Once you know the way broadly you will see it in everything

We are delighted to welcome music producer Boyan and photographer and cinematographer Alexander Stanishev. These two talents have been going at it with all their heart and passion for quite a while now so bringing them in collaboration was bound to be a feast for the eyes and ears of our readers. This time, you can enjoy the experience with this music video edited by Timo Puukko. 

What do you think is necessary for an artist in order to keep the longevity in his/her craft?

Stanishev: Passion and curiosity.

Boyan: Persistence and faith. I truly believe these are the two main things you should never forget.

Persistence because I know that if you work hard enough it will eventually pay off. No matter what people/labels/blogs etc. think about your work, you have to put in all of your energy and time in practicing/perfecting your craft. And I know that sounds a bit off because we are talking about art, but I think it doesn’t matter what is it as long as its the thing you love doing the most. I remember I had the honour of meeting one of the top house producers in the scene atm and we had a really good talk about his carrier – he was on top of the charts when he started his carrier in the early 00s and then EDM came, and he eventually fell off as a trending artist. He was almost on the verge on ending his carrier as a DJ and producer, unless he started making EDM music. But he said that he decided that he was either going to make the music that he loved and stay persistent, or not do it at all. And his persistence paid off greatly. I have a quote that I like thinking about from time to time: “Hard work beats talent when talent doesn’t work hard”.

Faith, because I believe that every person has a path for him, and when you are doing what you truly love and brings you true happiness, then you are on the right path for you. You just have to believe it. And everything you want to accomplish will come to you just in the right time and in the right place.

There’s  a quote by Miyamoto Musashi from the Book of Five Rings “If you know the way broadly you will see it in everything.”

Do you think this applies when learning something new? How often do you spend on learning what’s new in your craft versus practicing it?

Boyan: Learning something new can often look like you are doing something you are not supposed to be doing. For me, I always trust my gut and my feeling. If it feels right, then it probably is. If in the end it turns out it’s not the thing for you, then you had to learn something from the process of doing it. I love to try and experiment and learn new things in music, but I try to control myself  not to get lost in the process. Most of my time I spend perfecting my sound through work, and when I feel satisfied with the level I’m at, I try new things which then try to perfect.

Stanishev: I try to learn everyday, I get inspired by learning. Then again sometimes its just so easy to relax and go in the usual way. So each time is different for me: some days I am really curious and adventurous, sometimes I am really lazy and  I am just doing things on autopilot.

Where do you think lies the balance between technicality and chaos when creating your art? Do you swing in one or the other direction? What about the details?

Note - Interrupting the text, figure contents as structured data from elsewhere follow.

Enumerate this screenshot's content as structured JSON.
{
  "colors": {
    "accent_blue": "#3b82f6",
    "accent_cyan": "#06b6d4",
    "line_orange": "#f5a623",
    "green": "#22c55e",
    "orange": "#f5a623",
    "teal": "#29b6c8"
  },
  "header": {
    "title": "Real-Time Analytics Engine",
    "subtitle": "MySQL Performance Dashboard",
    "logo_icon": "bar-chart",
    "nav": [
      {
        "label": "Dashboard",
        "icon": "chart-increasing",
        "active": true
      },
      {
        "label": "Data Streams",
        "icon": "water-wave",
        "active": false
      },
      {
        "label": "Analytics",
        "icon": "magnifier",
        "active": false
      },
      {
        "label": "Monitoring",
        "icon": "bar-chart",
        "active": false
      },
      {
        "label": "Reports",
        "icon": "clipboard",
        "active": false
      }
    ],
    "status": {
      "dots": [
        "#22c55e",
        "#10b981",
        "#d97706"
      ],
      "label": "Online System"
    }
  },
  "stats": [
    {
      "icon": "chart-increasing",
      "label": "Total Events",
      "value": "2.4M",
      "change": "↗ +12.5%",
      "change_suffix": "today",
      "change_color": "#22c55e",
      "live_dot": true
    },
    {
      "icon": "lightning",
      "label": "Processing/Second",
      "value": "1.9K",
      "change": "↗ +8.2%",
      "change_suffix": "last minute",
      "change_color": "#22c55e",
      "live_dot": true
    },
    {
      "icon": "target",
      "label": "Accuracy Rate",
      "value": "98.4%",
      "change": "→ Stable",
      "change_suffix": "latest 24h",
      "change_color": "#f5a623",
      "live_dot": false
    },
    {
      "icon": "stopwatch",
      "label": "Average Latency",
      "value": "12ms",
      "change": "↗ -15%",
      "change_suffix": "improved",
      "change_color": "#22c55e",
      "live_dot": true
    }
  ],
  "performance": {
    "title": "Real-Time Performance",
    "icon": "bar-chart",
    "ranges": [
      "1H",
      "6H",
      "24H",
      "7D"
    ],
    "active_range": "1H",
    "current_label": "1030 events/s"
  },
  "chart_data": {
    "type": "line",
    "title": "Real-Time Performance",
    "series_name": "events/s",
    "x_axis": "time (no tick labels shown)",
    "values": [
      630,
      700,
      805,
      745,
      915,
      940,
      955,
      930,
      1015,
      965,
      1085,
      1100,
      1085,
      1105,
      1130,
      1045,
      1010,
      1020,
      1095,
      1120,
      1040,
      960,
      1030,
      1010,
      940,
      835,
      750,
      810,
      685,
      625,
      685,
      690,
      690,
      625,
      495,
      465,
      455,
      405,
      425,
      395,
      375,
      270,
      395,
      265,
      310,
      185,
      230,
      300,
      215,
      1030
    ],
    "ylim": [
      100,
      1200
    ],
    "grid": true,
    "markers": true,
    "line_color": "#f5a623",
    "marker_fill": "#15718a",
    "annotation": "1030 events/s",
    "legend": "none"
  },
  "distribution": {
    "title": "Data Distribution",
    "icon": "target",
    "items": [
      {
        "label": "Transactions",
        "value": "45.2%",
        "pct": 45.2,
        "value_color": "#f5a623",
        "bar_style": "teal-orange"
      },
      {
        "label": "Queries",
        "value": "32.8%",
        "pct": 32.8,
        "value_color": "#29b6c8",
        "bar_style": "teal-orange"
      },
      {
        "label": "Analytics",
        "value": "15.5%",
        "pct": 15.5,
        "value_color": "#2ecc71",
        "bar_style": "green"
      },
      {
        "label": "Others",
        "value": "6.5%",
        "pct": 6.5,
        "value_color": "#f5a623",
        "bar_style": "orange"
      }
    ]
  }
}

Stanishev: Yes, I swing in each direction all the time: its hard for me to find a balance. Sometimes I get really technical and meticulous, but most of the days I live and work within total chaos. Even my next project will have the word Chaos implemented in the idea.

Boyan: When that primal first moment of urge to create something strikes you, that for me is where technicality has no place. That is when only the art, the feeling and the message matter. I know so many producers who came up with a great idea and then lost it over technicality. When I start an idea, I never worry what compression I’m gonna use or what EQ for example, I only think about the feeling it gives me. And that includes the details. Subtle details are one of my favourite things to notice in music. And they don’t need to be technical at all, they can be musical/compositional/harmonic too. That’s not to say that the technical part is not important. In the perfect scenario, when you have the idea ready, you must then try to make it as perfect as possible technically, because that way you are sure that the person listening your music will hear everything that you “had to say”.